先日、Meta社、南カリフォルニア大学、カーネギーメロン大学、カリフォルニア大学サンディエゴ校の研究者が、無制限の文脈長を持つ大規模言語モデル(LLM)であるMEGALODONのオープンソース化を発表した。MEGALODONは線形複雑度を持ち、様々なベンチマークにおいて同サイズのLlama 2モデルを凌駕している。
MEGALODONは、多くのLLMの基礎となっているTransformerニューラルアーキテクチャのいくつかの欠点に対処するために設計されている。標準的なマルチヘッドアテンションの代わりに、MEGALODONはチャンク単位のアテンションを用いる。また、研究チームは訓練中にシーケンスベースの並列性を導入し、ロングコンテキストの訓練におけるスケーラビリティを向上させた。WinoGrandeやMMLUなどの標準的なLLMベンチマークで評価したところ、MEGALODONは、同じ量のパラメータ、訓練データ、訓練計算バジェットでLlama 2モデルを上回った。研究者たちは次のように話している。
MEGALODONは、トレーニングの難易度とダウンストリームベンチマークの両方で目覚ましい改善を達成しました。重要なのは、ロングコンテキストのモデリングに関する実験結果で、MEGALODONが無制限の長さのシーケンスをモデリングできることを示しています。異なるデータモダリティにわたる小規模/中規模ベンチマークでの追加実験により、MEGALODONのロバストな改善が示され、大規模なマルチモダリティ事前訓練にMEGALODONを適用する今後の研究の方向性の可能性が示されました。

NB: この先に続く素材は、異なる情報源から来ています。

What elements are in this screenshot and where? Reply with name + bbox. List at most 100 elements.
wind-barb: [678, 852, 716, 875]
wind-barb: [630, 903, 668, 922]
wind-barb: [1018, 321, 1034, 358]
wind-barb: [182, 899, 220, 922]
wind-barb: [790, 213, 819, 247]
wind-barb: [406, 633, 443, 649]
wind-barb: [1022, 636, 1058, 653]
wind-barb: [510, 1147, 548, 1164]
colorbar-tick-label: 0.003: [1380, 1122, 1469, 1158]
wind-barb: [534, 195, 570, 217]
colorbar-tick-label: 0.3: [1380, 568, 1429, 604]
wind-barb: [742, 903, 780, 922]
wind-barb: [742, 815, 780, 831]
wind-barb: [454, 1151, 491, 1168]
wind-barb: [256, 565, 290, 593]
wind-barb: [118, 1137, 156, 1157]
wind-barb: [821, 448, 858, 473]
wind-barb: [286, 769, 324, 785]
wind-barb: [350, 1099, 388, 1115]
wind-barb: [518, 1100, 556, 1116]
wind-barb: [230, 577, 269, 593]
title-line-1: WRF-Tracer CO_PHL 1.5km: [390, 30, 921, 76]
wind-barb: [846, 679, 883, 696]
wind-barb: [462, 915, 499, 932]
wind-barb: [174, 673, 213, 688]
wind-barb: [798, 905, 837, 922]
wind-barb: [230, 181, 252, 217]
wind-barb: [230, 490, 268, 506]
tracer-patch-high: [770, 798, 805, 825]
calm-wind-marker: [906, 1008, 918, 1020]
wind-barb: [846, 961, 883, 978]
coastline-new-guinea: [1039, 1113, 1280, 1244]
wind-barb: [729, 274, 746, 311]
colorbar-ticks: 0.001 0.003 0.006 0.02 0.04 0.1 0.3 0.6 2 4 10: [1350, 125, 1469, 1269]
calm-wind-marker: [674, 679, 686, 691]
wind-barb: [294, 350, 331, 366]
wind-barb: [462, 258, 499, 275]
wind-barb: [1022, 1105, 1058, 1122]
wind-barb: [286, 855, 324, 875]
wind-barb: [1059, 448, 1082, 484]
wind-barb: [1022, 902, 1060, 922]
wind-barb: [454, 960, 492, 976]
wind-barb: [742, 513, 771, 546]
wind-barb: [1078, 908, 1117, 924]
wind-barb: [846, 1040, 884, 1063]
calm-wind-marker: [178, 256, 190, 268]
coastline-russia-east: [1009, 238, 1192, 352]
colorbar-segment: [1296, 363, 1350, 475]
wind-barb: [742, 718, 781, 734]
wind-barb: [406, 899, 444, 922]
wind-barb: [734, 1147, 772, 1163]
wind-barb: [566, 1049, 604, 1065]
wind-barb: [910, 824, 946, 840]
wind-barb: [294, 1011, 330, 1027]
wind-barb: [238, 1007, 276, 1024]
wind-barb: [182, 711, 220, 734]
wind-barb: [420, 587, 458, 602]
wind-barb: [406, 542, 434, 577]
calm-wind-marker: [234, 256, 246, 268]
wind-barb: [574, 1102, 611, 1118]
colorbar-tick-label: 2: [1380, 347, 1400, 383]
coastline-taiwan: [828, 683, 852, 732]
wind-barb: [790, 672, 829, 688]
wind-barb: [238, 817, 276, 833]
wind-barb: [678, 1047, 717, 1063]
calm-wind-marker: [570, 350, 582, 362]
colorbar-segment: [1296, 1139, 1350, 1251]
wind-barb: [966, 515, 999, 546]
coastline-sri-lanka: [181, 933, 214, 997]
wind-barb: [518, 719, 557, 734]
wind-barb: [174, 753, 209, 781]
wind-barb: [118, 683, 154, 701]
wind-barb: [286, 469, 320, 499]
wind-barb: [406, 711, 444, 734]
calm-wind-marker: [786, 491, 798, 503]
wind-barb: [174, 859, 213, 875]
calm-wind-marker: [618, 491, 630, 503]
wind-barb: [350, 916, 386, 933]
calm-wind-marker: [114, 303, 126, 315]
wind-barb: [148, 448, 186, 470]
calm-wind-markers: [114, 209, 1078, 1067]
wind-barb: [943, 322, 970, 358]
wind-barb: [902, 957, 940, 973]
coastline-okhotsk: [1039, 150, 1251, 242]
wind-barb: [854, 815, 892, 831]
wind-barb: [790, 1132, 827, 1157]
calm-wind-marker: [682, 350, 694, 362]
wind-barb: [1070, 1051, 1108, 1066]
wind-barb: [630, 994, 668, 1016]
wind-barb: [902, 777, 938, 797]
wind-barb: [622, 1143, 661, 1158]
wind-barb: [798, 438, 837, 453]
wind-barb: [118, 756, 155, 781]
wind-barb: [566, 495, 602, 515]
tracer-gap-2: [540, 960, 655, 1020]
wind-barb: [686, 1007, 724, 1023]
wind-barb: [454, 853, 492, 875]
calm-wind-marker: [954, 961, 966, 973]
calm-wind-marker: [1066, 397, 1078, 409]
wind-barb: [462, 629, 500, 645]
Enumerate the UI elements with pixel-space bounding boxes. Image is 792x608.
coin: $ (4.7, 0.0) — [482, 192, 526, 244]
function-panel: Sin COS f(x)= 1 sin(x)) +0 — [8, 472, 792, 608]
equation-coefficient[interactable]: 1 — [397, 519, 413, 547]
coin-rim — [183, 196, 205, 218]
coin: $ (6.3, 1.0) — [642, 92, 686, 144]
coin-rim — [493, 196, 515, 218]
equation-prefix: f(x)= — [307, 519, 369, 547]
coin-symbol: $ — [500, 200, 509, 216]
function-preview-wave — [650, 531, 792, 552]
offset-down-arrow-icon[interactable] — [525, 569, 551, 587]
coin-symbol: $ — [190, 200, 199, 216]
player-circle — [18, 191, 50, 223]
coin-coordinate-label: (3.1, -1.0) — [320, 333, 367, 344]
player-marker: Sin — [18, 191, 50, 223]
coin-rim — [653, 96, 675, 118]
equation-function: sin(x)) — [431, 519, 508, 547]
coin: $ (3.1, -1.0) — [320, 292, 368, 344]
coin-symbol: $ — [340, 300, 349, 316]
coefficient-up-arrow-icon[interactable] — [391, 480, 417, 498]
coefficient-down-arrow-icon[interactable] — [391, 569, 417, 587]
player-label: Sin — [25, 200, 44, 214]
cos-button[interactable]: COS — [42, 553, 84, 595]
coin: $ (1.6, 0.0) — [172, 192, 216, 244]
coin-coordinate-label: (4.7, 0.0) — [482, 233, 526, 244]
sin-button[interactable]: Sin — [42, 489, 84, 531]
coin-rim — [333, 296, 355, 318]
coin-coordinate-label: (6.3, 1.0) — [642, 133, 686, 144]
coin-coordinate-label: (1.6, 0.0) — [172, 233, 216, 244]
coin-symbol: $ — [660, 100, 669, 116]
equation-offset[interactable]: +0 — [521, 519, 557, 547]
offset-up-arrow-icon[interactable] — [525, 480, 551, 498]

Transformerアーキテクチャは、ほとんどの生成AIモデルの標準となっているが、Transformerにはいくつかの欠点がある。特に、その自己アテンションメカニズムは、計算とストレージの両方において2次的な複雑さを持ち、モデルの入力コンテキストの長さを制限する。最近では、標準的な自己アテンションモデルに対する代替案がいくつか開発されており、Mambaのようなstructured state space models(SSM)もその1つである。InfoQが最近取り上げたもう1つの方式は、RWKVプロジェクトのアテンションフリーであるTransformerモデルで、入力コンテキストの長さに上限がない。
MEGALODONは、研究チームの以前のモデルであるMEGA(ゲーテッド・アテンションを持つ指数移動平均)をベースに、いくつかの新しい機能を加えたものである。まず、MEGAがアテンションメカニズムの中で「古典的な」指数移動平均(EMA)を使うのに対し、MEGALODONは複雑なEMA(CEMA)を計算する。数学的には、CEMAコンポーネントによって、MEGALODONは "対角状態行列を持つ単純化された状態空間モデル"と等価になる。
研究チームは、Llama2-7Bが使用したのと同じ2兆トークンデータセットを使用して、70億パラメータモデルMEGALODON-7Bをトレーニングした。また同じハイパートレーニングパラメータを使用した。研究チームは、MEGALODON-7Bの方が計算効率が高いことを確認した。Llamaモデルを32000のコンテキスト長にスケールアップした場合、MEGALODON-7Bの方が「著しく」高速であった。
研究チームは、標準的なLLMベンチマークでMEGALODON-7Bを評価したほか、SCROLLSロングコンテクスト質問応答ベンチマークでも性能をテストし、32000コンテクスト長の修正Llama 2モデルを含むいくつかのベースラインモデルと結果を比較した。MEGALODONはNarrativeQAサブタスクですべてのベースラインモデルを上回り、すべてのタスクでLlama 2と「競合する」結果を達成した。
Hacker NewsでのMEGALODONに関する議論の中で、あるユーザーは、他の非Transformerモデルのパフォーマンスが低い傾向があることを考えると、このモデルが再現率タスクでどの程度のパフォーマンスを示したのか疑問に思った。別のユーザーはこう答えている。
参考までに、この件に関するRWKVのウェブサイトには、確かに再現率に関しては悪いと書いてあるが、大半のタスクに関しては、内容の前に質問をするだけで、タスクをうまく処理できると書いてある。
MEGALODONのコードはGitHubで公開されている。